Castles from Cobwebs: 2019’s NorthBound Book Award Winner to be published early next year
Posted on June 19, 2020
Castles from Cobwebs by J.A. Mensah
The inaugural NorthBound Book Award Winner is to be published in 2021 and we cannot wait to share this truly special book with the world. Ahead of this year’s NorthBound Book Award announcement, which will be announced by New Writing North on Friday 26th June, we thought we’d give you a glimpse of the book that wowed us last year and will be hitting the shelves next year.
Read a Castles from Cobwebs extract here.
I’d always known that I was Brown. Black was different though, it came announced. Black made me dizzy. Black came with expectations, of rhythm and other things that might trip me up.
As a child, Imani is full of grown-up questions: what’s the difference between faith and reality, do all black people really have rhythm, and why do people keep asking how she arrived at St Teresa’s Convent. Racially marginalised, Imani grows up with an ever-increasing feeling of displacement, which she remedies with the companionship of her shadow, Amarie, and her childhood sweetheart, Harold.
At 19, Imani is called to Accra in Ghana after the sudden death of her biological mother; at the same time, Amarie disappears. Past, present, faith and reality are spun together in this magical realist tale, as Imani’s unique process of understanding illuminates the stories we all tell ourselves to make ourselves whole. This enthralling debut charts the painful transition from innocence to understanding of a young woman whose very existence is founded upon a fiction.

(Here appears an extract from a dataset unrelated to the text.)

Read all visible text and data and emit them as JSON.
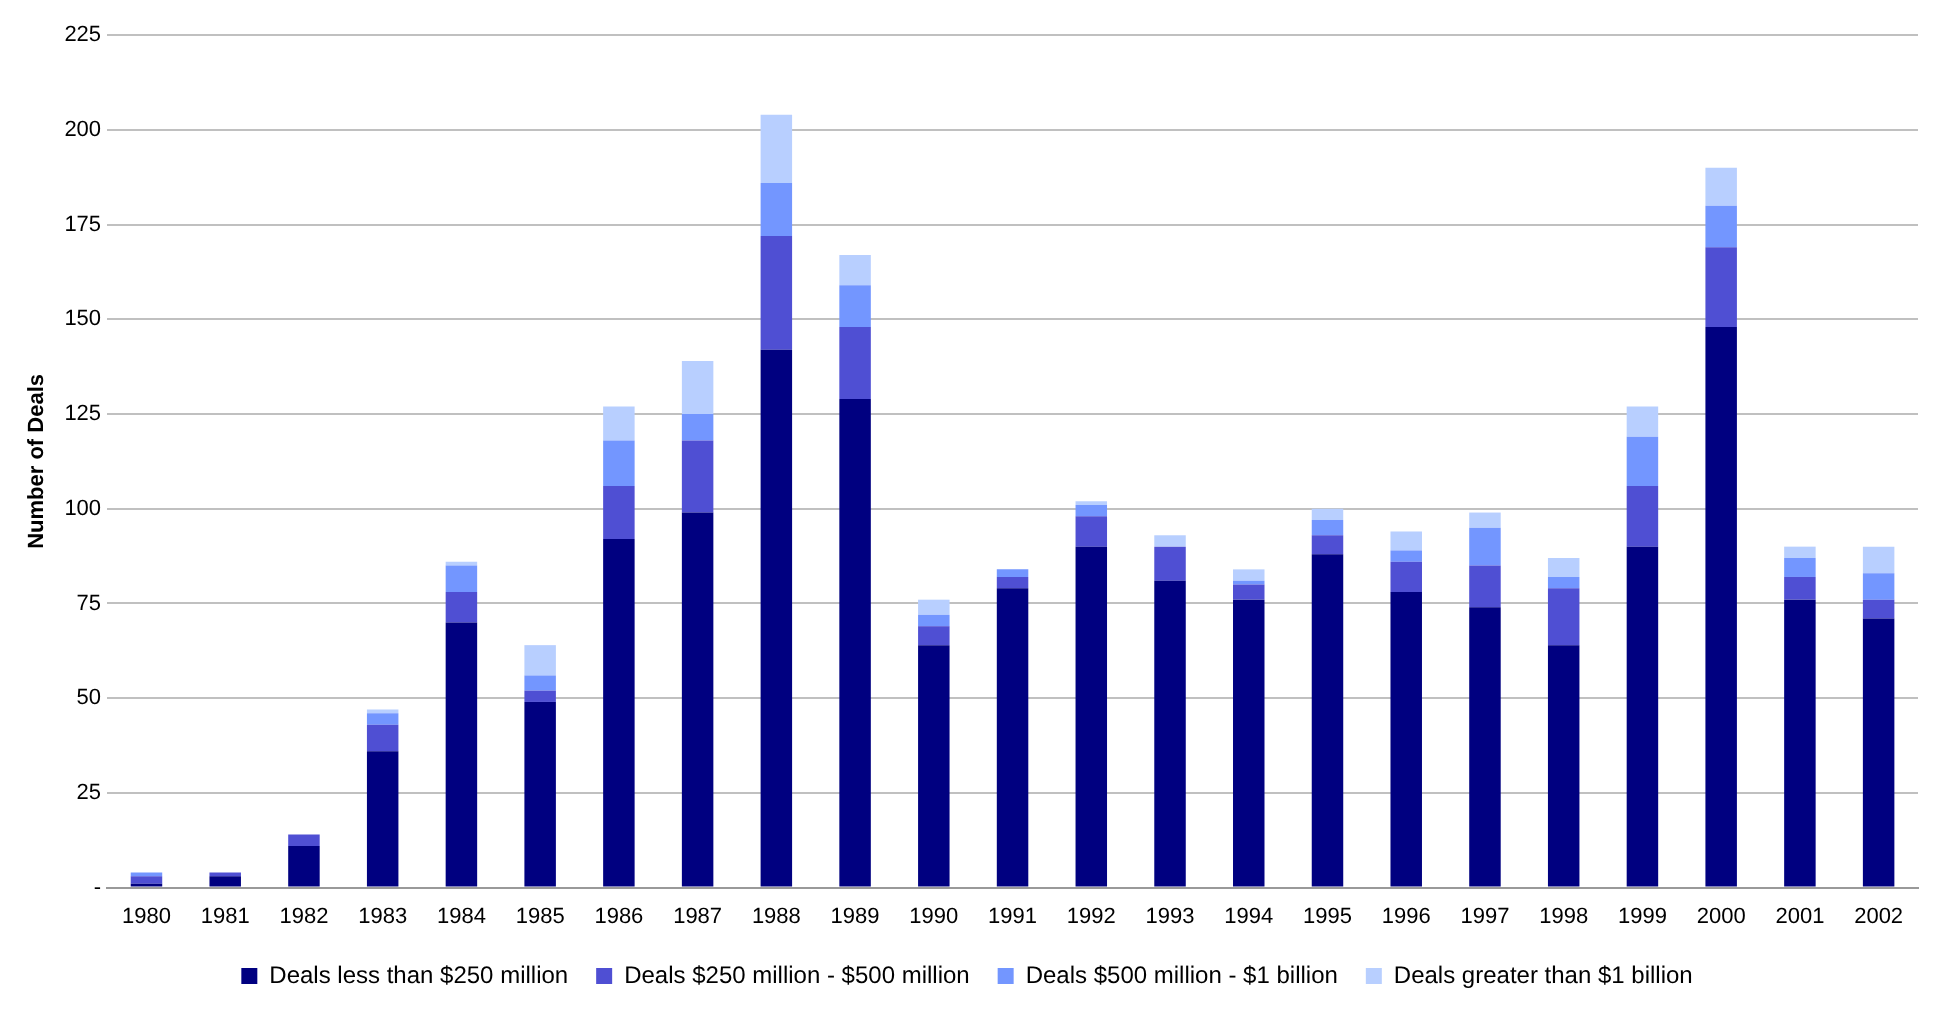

“Powerful and unique … pure joy.” Chitra Ramaswamy
J.A. Mensah has written for theatre with a focus on human rights narratives and the testimonies of survivors. A former Leverhulme Artist in Residence at the Centre for Applied Human Rights at the University of York, she holds a PhD in Literature and Creative Writing from Newcastle University. Castles from Cobwebs is her first novel. On winning the award Mensah said: ‘I’m thrilled to have won the NorthBound Book Award. It’s both an exciting and a daunting prospect to think that something I’ve worked on for so long, in what was quite a solitary process, will make its way out into the world. I’m grateful to have the work recognised in this way.’